Magic of bullocks’ hairballs
Andy Blackwell, collections research volunteer on the Farmers Will Like It project explores the history and folklore of the bullocks’ hairballs in the museum’s collection.
In the Personal and Curios display cabinet in the Butter Market – the first section of the museum – are two hairballs that were found in the carcass of a bullock. They’ve been with the Museum since 1939 and were originally part of Bill Dalton’s collection, so the bullock was most likely from the Helston area. Bill Dalton was the museum’s first curator.

Protection from poison
All animals, humans included, can develop hairballs where indigestible matter clumps together and builds up in the digestive system. Strictly speaking they can be other types of matter than hair. In cattle, for instance, they are most likely fibrous grass. Unlike cats, bullocks can’t vomit up the hairballs and so they are usually found when the animals are slaughtered.
Hairballs can of course cause health problems but historically they were reputed to have medicinal properties. They were, and still are, known as ‘bezoars’, derived from an old Persian (Farsi) word that meant ‘protection from poison’.
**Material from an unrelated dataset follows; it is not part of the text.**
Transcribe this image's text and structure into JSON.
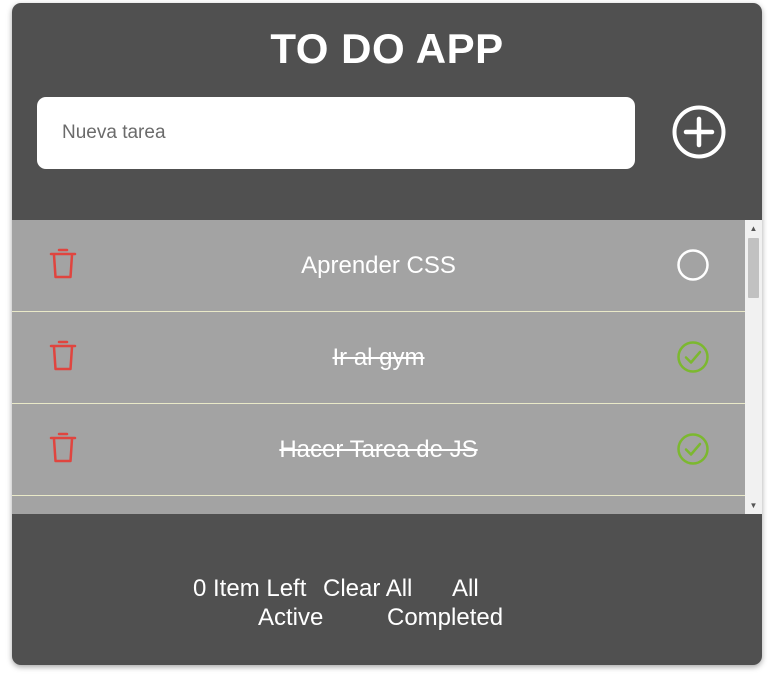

Bezoars were prized for their supposed properties from the 11th century by Islamic physicists and their reputation gradually spread to the West. Kings and other rulers, fearful of the risk of poisoning, would make sure they had bezoars available to put in their drink, and their bezoars were often contained in items of jewellery. Usually the bezoar would be ground to a powder but sometimes put in the drink whole.
Notably, King Charles IX of France was shown one in 1567 and he asked his Royal Surgeon, Ambroise Paré, if this could really work. Paré said it could not and he carried out a test to prove it to the King. A cook who was to be hanged for stealing silverware was offered the chance to take poison, followed by a bezoar, instead of hanging, the condition being that if he survived he was to be set free. Thinking he had nothing to lose, the cook took the offer but the unfortunate man died in long slow agony, proving the bezoar didn’t work.
Harry Potter and the brilliant bezoars
Bezoars feature in Harry Potter too. In one instance Severus Snape details bezoars as an antidote to poisons and on another occasion Harry shoves one down the throat of Ron Weasley, who had been poisoned, thus saving his life.
Various anecdotes over the centuries both supported and denied the powers of bezoars. As medical science developed the stories gradually unravelled, claims lost credibility and by the 18th century their popularity had faded.
Don’t try this at home
Interestingly, relatively modern research described by Thomas Maugh has shown that some bezoars when immersed in an arsenic-laced solution can remove the toxic compounds to some extent (DON’T TRY THIS AT HOME!).

References
Stephen Paget, Ambroise Paré and his Times (1897), pp. 186-187.
J. K. Rowling, Harry Potter and the Philosopher’s Stone (1997); Harry Potter and the Goblet of Fire (2000); Harry Potter and the Half-Blood Prince (2005).
Thomas H. Maugh, ‘It isn’t Easy Being King’, Science, vol. 203, issue 4381 (16 February 1979).